Ce bon vieil Albert Londres voulait mettre « la plume dans la plaie », parler de ce qui fait mal, de ce qui dérange, de ce qui est souvent tu. Noble intention qui prend aujourd’hui parfois une résonance un peu grandiloquente. Être journaliste, est-ce dénoncer ou informer ? Deux missions de prime abord complètement contradictoires. Dénoncer, c’est s’engager, prendre parti. Informer, c’est tout le contraire. C’est garder de la distance, ne jamais se positionner. A priori, il est plus noble de dénoncer mais cela demande d’être nettement plus habile afin que le spectateur ne se sente pas manipulé. Bref, pourquoi cette introduction ? Parce que dans Zambie, à qui profite le cuivre, Audrey Gallet et Alice Odiot parviennent justement à réconcilier ces deux missions journalistiques. C’est un film modeste et pourtant redoutable, une enquête au long cours, courageuse et bien menée que la profession a tenu à couronner, en lui décernant le prix le plus prestigieux. On ne peut que s’en féliciter.

Choisir de parler de l’exploitation du cuivre en Zambie, ce n’est pas anodin. Ce n’est pas l’actualité qui l’impose, c’est un parti pris par ces deux journalistes, celui de mettre un coup de projecteur sur un pays dont on ne parle jamais et où il y a pourtant tant à dire. Le commentaire explique d’entrée de jeu que c’est l’un des pays les plus pauvres d’Afrique et en même temps l’un des plus riches en cuivre. Depuis la privatisation du secteur minier, c’est Glencore, une multinationale leader dans le négoce de matières premières, qui se gavent, au nez et à la barbe du peuple zambien. Audrey Gallet et Alice Odiot racontent comment un groupe d’habitants décident de se battre pour trainer Glencore en justice. Noble cause, c’est David contre Goliath. Ici, les journalistes ne se battent pas, elles ne font que raconter un combat. En cela, elles ne sortent pas de leur rôle d’informatrices. Pourtant,  après sa diffusion sur France 5, le reportage a fait avancer la cause des Zambiens. Glencore en est sortie affaiblie et les habitants ont obtenu gain de cause sur certaines de leurs revendications.

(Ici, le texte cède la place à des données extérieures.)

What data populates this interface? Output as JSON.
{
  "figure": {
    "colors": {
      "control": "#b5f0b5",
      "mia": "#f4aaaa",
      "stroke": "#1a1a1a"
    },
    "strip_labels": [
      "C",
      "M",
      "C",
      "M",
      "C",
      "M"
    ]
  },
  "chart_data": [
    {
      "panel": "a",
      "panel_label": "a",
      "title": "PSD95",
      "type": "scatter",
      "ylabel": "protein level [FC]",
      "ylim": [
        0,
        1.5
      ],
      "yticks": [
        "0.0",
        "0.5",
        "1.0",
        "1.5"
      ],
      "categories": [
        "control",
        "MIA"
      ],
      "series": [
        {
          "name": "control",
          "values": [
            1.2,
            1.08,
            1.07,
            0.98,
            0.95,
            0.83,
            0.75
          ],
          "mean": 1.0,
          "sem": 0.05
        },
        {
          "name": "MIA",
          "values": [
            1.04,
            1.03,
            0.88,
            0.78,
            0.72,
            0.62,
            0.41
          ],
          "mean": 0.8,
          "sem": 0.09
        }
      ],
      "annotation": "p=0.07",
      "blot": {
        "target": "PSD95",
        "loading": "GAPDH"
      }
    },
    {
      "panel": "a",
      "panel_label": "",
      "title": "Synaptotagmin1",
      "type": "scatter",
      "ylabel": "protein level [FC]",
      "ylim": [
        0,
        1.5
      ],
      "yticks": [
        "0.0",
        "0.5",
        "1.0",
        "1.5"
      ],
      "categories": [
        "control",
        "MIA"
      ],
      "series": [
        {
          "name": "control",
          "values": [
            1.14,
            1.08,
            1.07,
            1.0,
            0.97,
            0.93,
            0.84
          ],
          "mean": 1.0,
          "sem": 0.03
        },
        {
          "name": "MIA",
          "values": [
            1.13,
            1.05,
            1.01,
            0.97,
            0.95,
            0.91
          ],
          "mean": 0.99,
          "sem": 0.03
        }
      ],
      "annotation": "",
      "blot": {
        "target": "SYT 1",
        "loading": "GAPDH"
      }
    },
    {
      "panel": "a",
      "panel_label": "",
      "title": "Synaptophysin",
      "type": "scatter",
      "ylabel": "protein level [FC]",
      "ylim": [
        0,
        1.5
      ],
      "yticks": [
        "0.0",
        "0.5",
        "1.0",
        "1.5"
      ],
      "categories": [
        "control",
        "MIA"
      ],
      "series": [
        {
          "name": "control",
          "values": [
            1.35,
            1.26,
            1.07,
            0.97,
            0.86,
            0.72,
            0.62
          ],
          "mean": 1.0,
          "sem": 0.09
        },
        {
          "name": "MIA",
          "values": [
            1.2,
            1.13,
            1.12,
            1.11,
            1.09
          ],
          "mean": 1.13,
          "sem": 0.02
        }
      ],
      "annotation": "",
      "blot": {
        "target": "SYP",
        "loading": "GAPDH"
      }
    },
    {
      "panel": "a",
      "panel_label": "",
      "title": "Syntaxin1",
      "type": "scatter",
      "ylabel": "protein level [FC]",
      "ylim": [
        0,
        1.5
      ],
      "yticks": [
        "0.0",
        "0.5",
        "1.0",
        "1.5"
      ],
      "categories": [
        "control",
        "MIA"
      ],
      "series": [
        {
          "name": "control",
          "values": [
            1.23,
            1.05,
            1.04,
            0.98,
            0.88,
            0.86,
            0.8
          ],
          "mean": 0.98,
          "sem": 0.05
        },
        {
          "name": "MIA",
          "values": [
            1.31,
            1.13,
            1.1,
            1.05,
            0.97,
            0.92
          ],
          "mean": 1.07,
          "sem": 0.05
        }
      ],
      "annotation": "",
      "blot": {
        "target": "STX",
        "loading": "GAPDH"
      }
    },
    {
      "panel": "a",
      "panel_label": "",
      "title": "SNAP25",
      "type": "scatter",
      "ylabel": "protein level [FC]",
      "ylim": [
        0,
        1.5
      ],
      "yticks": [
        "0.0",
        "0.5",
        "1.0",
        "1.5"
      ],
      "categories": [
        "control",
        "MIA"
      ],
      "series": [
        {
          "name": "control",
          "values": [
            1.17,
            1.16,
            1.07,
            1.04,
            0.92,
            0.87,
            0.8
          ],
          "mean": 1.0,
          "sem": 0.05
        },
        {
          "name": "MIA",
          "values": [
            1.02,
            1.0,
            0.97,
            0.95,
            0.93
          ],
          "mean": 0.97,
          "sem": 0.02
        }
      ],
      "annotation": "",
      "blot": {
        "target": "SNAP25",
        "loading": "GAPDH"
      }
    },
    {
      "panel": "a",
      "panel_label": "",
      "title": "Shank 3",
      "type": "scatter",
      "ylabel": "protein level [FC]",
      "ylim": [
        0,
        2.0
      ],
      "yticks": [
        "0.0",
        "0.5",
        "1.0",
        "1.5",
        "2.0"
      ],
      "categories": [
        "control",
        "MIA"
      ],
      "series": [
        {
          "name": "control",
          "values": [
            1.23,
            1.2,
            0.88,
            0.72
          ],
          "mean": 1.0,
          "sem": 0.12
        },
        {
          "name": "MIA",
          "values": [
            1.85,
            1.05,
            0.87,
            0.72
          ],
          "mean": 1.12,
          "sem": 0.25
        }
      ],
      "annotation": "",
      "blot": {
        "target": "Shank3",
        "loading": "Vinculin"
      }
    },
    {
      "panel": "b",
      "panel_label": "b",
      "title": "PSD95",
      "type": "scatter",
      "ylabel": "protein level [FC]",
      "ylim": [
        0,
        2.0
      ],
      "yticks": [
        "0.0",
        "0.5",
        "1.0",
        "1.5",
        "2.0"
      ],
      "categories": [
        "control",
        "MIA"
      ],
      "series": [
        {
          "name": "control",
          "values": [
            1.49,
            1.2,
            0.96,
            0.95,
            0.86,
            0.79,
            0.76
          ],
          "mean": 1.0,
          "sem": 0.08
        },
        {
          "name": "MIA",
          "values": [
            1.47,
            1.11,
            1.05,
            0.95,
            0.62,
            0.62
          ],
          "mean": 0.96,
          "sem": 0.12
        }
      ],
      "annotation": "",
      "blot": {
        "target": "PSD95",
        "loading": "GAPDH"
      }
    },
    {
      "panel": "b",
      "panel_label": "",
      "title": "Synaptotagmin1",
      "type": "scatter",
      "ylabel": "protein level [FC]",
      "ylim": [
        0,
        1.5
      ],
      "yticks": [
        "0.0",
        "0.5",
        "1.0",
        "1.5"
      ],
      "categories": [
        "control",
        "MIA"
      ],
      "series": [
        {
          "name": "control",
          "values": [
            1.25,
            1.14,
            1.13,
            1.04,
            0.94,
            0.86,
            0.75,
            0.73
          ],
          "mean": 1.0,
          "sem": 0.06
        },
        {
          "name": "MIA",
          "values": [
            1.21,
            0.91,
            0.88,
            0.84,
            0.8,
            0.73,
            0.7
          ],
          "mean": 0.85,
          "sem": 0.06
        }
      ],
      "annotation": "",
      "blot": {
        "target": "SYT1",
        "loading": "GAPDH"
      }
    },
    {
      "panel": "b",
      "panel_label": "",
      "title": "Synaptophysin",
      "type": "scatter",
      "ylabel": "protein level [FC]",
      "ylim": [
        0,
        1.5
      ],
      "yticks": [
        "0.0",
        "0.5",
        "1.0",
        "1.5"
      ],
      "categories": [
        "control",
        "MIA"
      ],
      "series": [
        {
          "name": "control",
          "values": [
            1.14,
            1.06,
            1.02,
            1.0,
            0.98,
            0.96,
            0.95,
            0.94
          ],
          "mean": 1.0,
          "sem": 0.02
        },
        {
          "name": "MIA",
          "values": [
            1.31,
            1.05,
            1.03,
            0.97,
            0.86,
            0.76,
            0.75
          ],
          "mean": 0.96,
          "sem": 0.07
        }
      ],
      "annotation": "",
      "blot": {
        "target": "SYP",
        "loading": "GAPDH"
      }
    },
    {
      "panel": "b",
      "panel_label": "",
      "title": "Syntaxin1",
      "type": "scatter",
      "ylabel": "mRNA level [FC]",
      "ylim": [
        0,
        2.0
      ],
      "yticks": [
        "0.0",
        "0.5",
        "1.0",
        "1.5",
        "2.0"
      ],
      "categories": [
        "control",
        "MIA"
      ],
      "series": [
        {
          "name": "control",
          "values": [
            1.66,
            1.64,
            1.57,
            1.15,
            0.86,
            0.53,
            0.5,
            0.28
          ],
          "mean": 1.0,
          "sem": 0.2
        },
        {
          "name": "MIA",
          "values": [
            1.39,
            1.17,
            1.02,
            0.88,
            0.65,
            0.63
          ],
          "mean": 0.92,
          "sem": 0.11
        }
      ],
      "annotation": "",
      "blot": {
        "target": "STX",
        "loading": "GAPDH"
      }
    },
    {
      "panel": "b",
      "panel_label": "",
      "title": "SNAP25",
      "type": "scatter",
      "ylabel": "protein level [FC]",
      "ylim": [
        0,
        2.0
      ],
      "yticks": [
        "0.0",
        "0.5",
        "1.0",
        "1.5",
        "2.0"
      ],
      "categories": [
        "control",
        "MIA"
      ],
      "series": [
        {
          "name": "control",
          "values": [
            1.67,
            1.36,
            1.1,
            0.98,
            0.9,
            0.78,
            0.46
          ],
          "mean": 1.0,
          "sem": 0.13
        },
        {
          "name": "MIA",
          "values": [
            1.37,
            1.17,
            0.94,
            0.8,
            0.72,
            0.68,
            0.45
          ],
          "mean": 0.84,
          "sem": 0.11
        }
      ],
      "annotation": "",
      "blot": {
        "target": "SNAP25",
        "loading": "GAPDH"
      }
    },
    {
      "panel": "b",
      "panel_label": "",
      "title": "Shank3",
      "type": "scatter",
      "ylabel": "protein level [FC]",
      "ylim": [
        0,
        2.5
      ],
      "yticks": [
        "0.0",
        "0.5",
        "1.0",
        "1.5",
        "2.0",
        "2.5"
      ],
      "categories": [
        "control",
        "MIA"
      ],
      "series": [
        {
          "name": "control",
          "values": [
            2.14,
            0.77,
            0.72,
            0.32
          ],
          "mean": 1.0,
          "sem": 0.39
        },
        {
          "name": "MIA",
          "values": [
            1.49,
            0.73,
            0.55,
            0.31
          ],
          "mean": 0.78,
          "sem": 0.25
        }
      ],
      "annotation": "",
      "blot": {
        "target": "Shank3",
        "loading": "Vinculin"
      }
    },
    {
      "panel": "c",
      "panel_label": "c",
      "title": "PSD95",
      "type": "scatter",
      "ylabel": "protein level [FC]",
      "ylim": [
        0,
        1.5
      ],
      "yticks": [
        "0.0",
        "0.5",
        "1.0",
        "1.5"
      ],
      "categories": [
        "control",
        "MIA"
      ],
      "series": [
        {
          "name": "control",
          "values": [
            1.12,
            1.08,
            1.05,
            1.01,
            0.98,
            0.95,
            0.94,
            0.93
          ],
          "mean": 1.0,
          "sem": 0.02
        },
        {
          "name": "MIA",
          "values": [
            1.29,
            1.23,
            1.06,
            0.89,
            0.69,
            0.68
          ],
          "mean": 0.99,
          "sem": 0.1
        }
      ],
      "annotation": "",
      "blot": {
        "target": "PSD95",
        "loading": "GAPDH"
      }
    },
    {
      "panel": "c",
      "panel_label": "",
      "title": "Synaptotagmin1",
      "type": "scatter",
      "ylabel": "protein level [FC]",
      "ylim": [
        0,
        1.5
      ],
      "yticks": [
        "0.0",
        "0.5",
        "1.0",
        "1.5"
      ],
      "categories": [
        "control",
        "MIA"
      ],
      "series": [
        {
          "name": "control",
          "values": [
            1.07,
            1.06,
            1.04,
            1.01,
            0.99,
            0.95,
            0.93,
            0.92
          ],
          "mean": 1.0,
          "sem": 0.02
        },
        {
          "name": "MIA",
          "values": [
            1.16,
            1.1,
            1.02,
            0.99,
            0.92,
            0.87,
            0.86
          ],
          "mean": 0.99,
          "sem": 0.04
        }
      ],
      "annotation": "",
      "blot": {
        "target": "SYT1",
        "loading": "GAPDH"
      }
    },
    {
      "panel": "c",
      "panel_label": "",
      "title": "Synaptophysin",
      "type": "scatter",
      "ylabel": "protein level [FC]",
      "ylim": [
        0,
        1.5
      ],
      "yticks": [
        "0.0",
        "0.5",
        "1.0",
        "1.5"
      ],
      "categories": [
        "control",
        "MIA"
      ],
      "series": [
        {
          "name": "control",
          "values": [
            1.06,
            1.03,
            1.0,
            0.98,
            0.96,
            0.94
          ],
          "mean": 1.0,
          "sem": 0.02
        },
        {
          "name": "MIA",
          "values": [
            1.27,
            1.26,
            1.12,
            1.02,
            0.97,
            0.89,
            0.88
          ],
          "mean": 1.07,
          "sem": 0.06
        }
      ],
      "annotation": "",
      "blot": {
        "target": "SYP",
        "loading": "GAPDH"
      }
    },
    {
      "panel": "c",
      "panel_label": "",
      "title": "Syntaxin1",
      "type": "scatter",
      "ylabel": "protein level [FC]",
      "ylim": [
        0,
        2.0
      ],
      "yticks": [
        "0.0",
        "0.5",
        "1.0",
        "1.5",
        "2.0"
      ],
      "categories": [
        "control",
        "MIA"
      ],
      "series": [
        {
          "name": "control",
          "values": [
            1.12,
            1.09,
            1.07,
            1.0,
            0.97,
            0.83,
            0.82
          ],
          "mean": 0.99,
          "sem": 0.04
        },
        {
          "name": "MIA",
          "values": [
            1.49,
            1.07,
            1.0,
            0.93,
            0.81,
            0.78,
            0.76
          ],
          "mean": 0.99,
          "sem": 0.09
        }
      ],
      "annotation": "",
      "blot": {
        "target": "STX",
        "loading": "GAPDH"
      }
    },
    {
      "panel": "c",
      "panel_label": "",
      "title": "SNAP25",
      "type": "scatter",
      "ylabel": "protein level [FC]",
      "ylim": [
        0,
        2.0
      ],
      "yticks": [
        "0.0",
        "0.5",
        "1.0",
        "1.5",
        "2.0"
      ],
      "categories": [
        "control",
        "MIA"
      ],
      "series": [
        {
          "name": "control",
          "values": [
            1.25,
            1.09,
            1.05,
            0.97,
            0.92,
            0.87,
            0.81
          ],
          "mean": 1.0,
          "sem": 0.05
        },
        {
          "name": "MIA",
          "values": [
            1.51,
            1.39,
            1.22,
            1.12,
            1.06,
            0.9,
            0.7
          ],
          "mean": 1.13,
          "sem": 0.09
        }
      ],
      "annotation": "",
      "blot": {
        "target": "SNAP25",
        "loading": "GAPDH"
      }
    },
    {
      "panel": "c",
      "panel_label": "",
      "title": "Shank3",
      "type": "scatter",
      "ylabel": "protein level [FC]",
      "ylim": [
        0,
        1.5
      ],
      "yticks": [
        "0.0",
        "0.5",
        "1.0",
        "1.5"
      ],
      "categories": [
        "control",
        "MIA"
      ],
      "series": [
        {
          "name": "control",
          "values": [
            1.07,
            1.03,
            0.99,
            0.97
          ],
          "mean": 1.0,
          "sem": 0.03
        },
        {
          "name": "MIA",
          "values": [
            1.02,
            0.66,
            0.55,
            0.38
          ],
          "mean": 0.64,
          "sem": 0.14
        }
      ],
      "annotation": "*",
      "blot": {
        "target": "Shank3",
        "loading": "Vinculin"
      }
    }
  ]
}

La démarche est tout à fait différente en ce qui concerne le prix de la presse écrite – rappelons que chaque année, le jury Albert Londres décerne un prix de l’audiovisuel et un prix de la presse écrite. C’est un journaliste de Paris Match, Alfred de Montesquiou qui a été récompensé pour son journal de la révolution libyenne. Il traite ici d’une actualité brûlante, c’est du grand reportage de guerre, au sens le plus classique du terme. Alfred de Montesquiou a risqué sa vie, notamment pendant le siège de Misrata pour raconter comment un peuple se soulevait contre son dictateur. C’est un excellent travail journalistique, dans lequel on ressent la proximité du journaliste avec les événements. C’est efficace mais contrairement à l’expérience assez unique d’Audrey Gallet et Alice Odiot, Alfred de Montesquiou reste impuissant face aux événements qu’il raconte.

Remercions tout de même les Editions Montparnasse d’avoir entrepris ce travail d’édition de tous les prix Albert Londres. Les journalistes font des films pour qu’ils soient vus et souvent les reportages d’actualité n’ont le droit qu’à une ou cas exceptionnel, deux diffusions télé, ce qui fait peu, vous en conviendrez… Petit bémol : l’éditeur, dont ce n’est certes pas le métier, a mis peu de moyens dans la mise en page des reportages d’Alfred de Montesquiou. C’est assez indigeste et il faut être particulièrement motivé pour aller au bout. Il faut par exemple se munir d’une loupe pour lire les quelques légendes photos qui agrémentent le livret.